Visto che non volete rispondere al quesito che i pochi colleghi che la pensano più o meno come King vi rivolgono da tempo o, meglio, vi siete collocati in maggioranza nel solco tracciato dai gruppi dirigenti del Paese di pagare qualsiasi costo pur di rimanere nell’euro mal costruito e nei vincoli dell’UE, approfondendoli, vedetevela con queste affermazioni di un illustre economista, oltre che serio civil servant.

Invero in passato ci fu anche il documento firmato da sette Premi Nobel sull’insostenibilità dell’euro, che avete accantonato perché dava fastidio culturale o forse perché credete di capire meglio di loro come stanno le cose. Neanche la realtà che vi circonda fiacca le vostre posizioni precostituite.
Molti dei giudizi espressi da King sono stati oggetto da parte mia di pacate valutazioni e non devo essere io a rispondere.

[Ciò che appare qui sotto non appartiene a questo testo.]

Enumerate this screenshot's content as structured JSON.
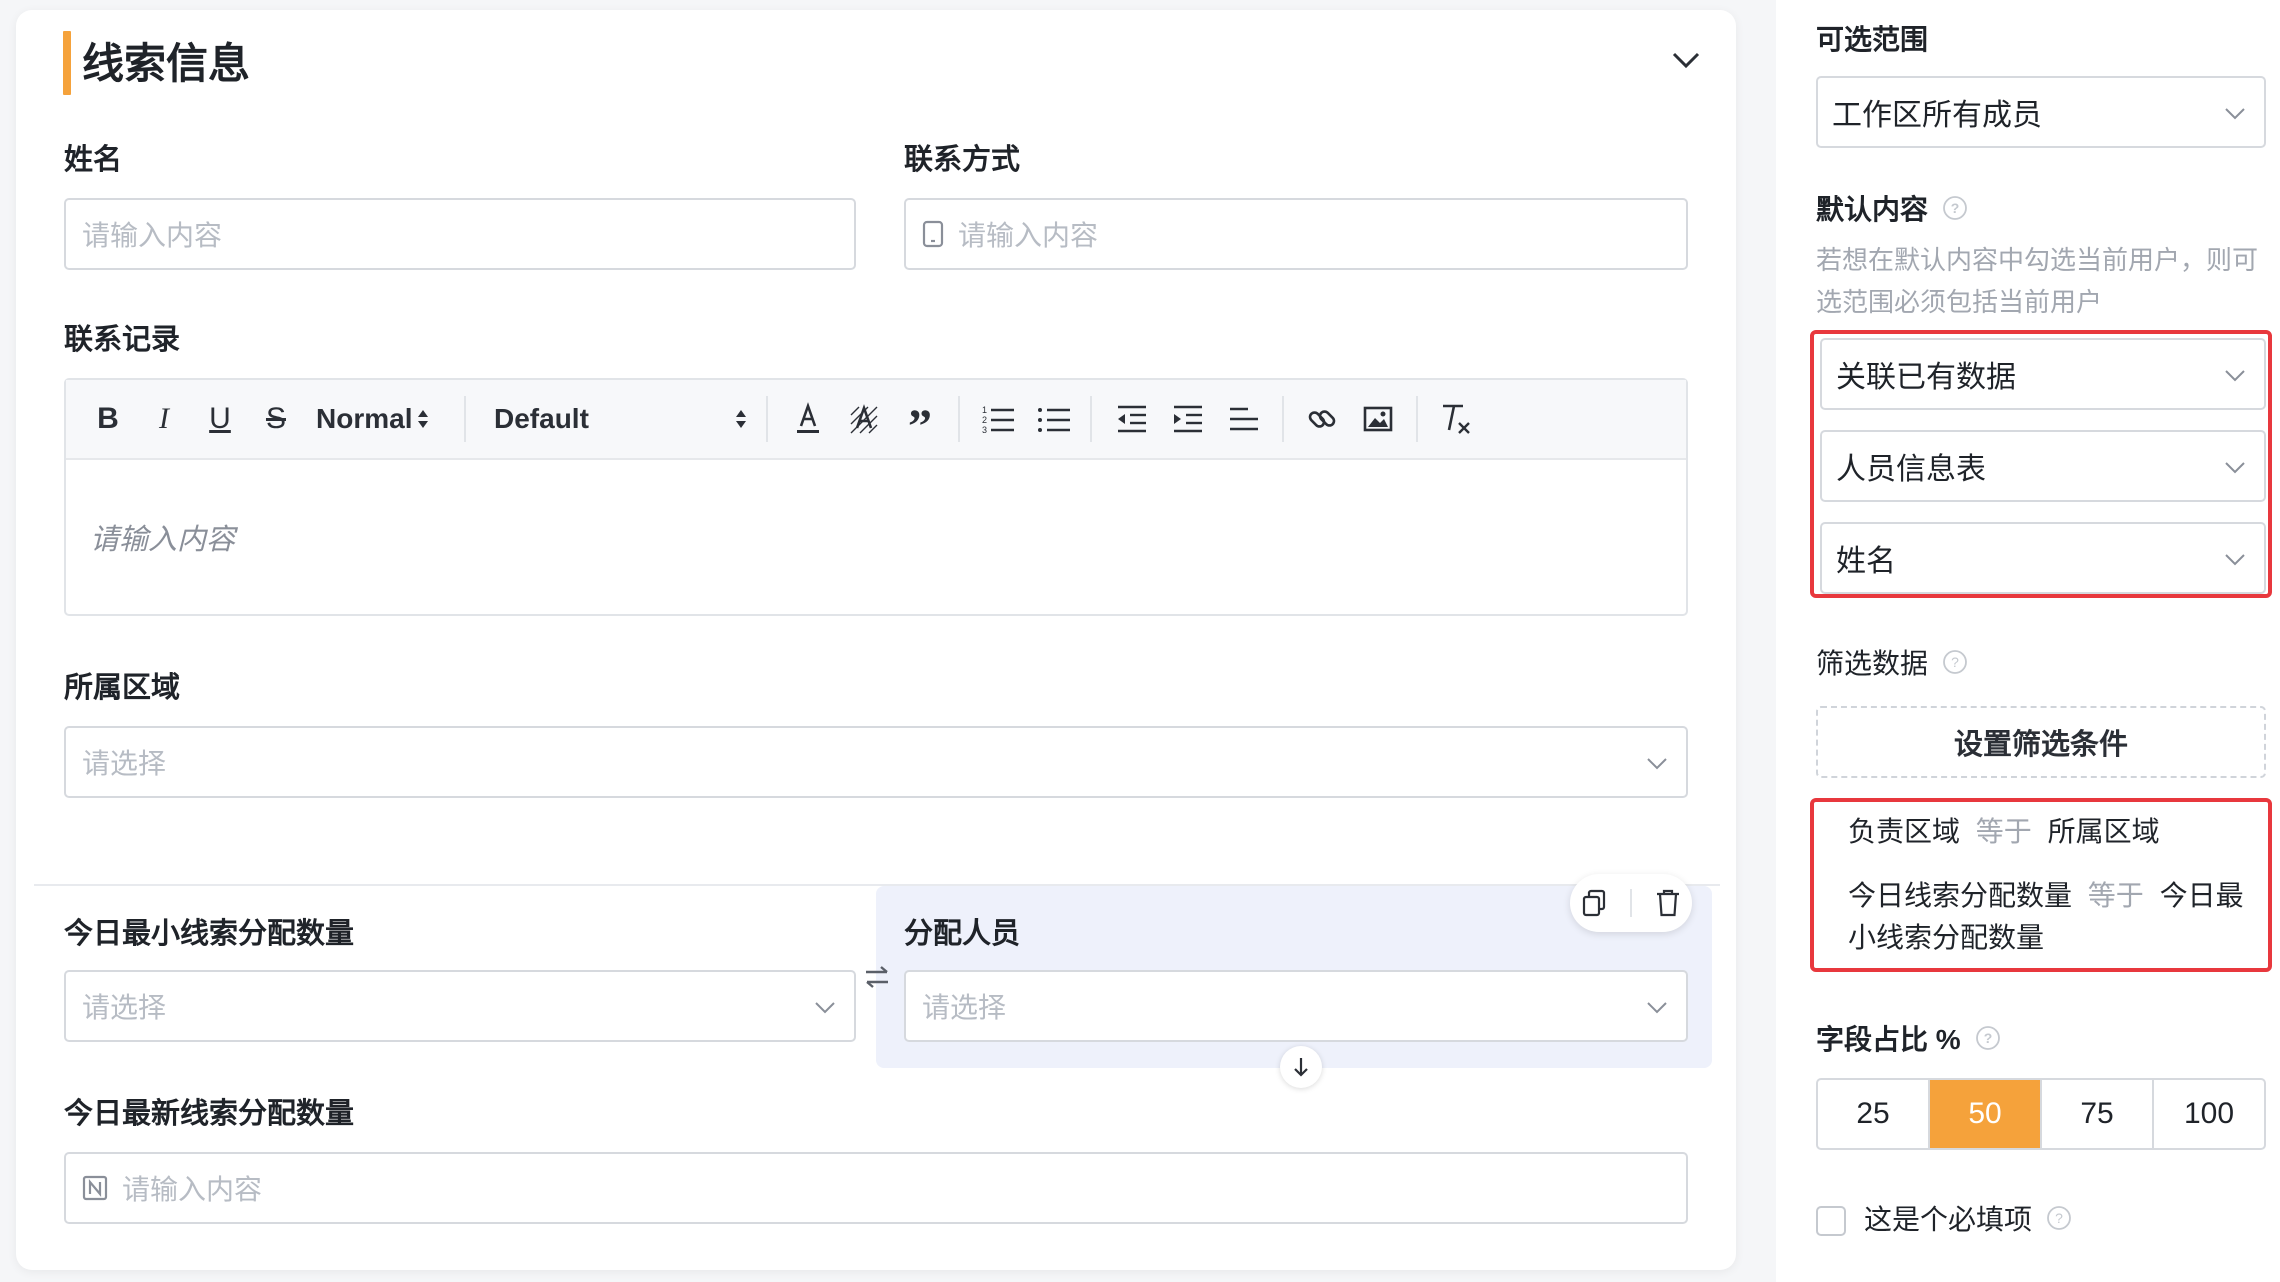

Mi soffermo solo su un punto, quello che l’attuale gestione dell’UE danneggi il Sud.

Da tempo sono costernato del sostegno che i Sindacati dei lavoratori danno alla tesi di stare nell’UE e nell’euro perché ritengono che uscire danneggerebbe i lavoratori, trascurando di valutare il danno ulteriore per tutti (dato che quello pagato dai disoccupati non basta) del restarci così com’è. Essi si accontentano di politiche compensative da parte di Governi che non sanno affrontare il problema, limitandosi ad affermare che non bastano: accettano infatti gli 80 euro ai giovani, i 500 euro agli studenti, i 450 euro ai poveri e i 200 euro per ogni nuovo nato e così via. Siete inoltre attratti da un salario di cittadinanza o termini simili senza collocarlo in una linea di azione di sviluppo e di compatibilità volta a rimuovere i problemi, non a perpetuarli. Perché avete chiuso la porta agli eredi di Ezio Tarantelli?

Cari colleghi, ritengo che la nostra professione abbia gravi responsabilità perché pecca di indipendenza di pensiero e di coscienza civile. Dovete quindi dare una risposta ai punti sollevati da Mervyn King.